Authors: Edward Aubry
Her suggestion that I feign embarrassment was quite unnecessary. I looked around furtively, trying to imagine something I might want to buy, to lend some degree of authenticity to the proceedings. I managed to be looking in just the wrong direction when Penelope crashed into me.
“Nigel!” she shouted directly into my face. “Buy me an ice cream!”
I pushed her off of me. Remembering I was supposed to be buzzed, I shook my head and pretended to steady myself holding her shoulders. She started giggling again. The few people in the store were now all staring at us, some of them having moved to a better vantage point to do so.
“Oh!” shouted Penelope, slamming herself into the counter, and bumping into a man who was attempting to buy a pack of cigarettes. “Nigel! Nigel! Buy me a scratch ticket!”
I waited for the man ahead of us to flee with his smokes, then said, in my best attempt to appear like I was trying not to slur my speech, “One scratch ticket, please.”
“Which game?” asked the clerk with an expression somewhere between irritation, amusement, and nervousness.
“A big one!” said Penelope. One swipe of my card and fifty dollars later, she was furiously scratching away with her fingernail. “Oops!” she said, gouging a hole in the paper.
I turned around to see just how many people were watching this freak show, and locked eyes with another customer, still standing in the doorway.
“You!” he said. It took me a moment to place him, because he was out of uniform. It was the officer who nearly arrested me at the library. Then I realized that hadn’t happened yet. This was the scene he showed Dr. Ainsley on his tablet. My alibi. And yet, apparently, this still wasn’t the first time we met. How many such retroactive encounters still lay ahead of me?

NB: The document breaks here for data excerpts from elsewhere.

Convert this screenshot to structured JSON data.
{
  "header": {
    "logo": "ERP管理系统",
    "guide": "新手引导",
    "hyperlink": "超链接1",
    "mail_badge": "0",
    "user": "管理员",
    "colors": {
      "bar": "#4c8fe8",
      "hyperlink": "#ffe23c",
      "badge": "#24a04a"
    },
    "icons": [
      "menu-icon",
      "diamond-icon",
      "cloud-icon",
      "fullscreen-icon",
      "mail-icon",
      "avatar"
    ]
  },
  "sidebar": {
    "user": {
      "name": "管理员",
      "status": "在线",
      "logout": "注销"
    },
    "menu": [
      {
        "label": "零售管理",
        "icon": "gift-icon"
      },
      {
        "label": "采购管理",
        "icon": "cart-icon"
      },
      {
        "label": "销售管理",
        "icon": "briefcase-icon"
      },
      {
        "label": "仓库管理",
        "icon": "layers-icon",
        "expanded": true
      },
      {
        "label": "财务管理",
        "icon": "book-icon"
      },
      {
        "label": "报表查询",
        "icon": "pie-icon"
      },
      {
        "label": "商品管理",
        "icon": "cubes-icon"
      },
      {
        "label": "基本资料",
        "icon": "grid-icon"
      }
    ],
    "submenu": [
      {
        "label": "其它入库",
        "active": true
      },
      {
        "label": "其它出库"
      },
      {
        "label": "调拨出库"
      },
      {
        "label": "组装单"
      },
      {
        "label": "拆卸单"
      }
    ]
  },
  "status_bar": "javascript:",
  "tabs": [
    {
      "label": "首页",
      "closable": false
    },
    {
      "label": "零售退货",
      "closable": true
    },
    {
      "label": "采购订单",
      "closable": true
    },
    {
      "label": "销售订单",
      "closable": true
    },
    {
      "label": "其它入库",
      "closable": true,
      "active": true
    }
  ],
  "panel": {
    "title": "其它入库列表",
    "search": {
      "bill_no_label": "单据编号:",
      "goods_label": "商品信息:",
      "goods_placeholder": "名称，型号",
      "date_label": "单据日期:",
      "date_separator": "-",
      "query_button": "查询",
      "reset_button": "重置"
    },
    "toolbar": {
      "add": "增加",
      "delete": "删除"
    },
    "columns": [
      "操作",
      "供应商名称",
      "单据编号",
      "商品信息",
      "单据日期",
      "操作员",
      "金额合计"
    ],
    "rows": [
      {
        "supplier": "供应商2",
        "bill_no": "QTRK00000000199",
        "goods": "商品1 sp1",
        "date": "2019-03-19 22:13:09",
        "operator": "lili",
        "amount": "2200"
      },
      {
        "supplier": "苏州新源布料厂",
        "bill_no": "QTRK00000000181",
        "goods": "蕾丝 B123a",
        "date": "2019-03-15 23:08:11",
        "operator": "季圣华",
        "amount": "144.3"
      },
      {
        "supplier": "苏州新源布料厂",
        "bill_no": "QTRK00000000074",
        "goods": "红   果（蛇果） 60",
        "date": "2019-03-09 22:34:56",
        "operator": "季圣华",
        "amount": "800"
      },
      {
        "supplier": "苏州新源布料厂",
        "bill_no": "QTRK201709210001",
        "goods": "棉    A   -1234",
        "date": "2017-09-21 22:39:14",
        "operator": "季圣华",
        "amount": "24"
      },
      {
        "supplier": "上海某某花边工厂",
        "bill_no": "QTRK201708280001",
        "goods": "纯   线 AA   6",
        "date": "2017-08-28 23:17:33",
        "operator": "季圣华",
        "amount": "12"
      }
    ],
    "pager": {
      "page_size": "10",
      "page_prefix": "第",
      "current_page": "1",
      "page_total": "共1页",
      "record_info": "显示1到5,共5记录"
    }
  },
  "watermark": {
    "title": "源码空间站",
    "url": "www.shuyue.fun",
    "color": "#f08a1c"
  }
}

He shook his head in disgust. “Show some better judgment for once, will you?”
That was the moment Penelope crashed to the floor, still giggling. I picked her up, and held her steady as I walked her to the door. We collectively staggered around the corner to the back of the store. Then we were in my dorm room again, an hour before noon, and ten months later.
“Nice work,” she said. “We just supplied you with an iron clad alibi for the break-in.”
“I know,” I said, trying not to give in to the sudden and profound queasiness. “I’ve already used it.”
“All right then. Take care.”
“Wait!” I held up my hands. “This is a lot to process. Can you… can you stick around? Can we talk? My whole world just changed. I’ve been waiting years for this. Please don’t go without telling me what this is all about.”
“I’m not ready,” she said, frowning. “I didn’t know this was going to be your first time. I should have seen it coming, but keeping track of this is harder than you can possibly know. Give me some time. I will be back. I promise. Soon enough you’ll know.” She paused. “And you’re not going to like it.”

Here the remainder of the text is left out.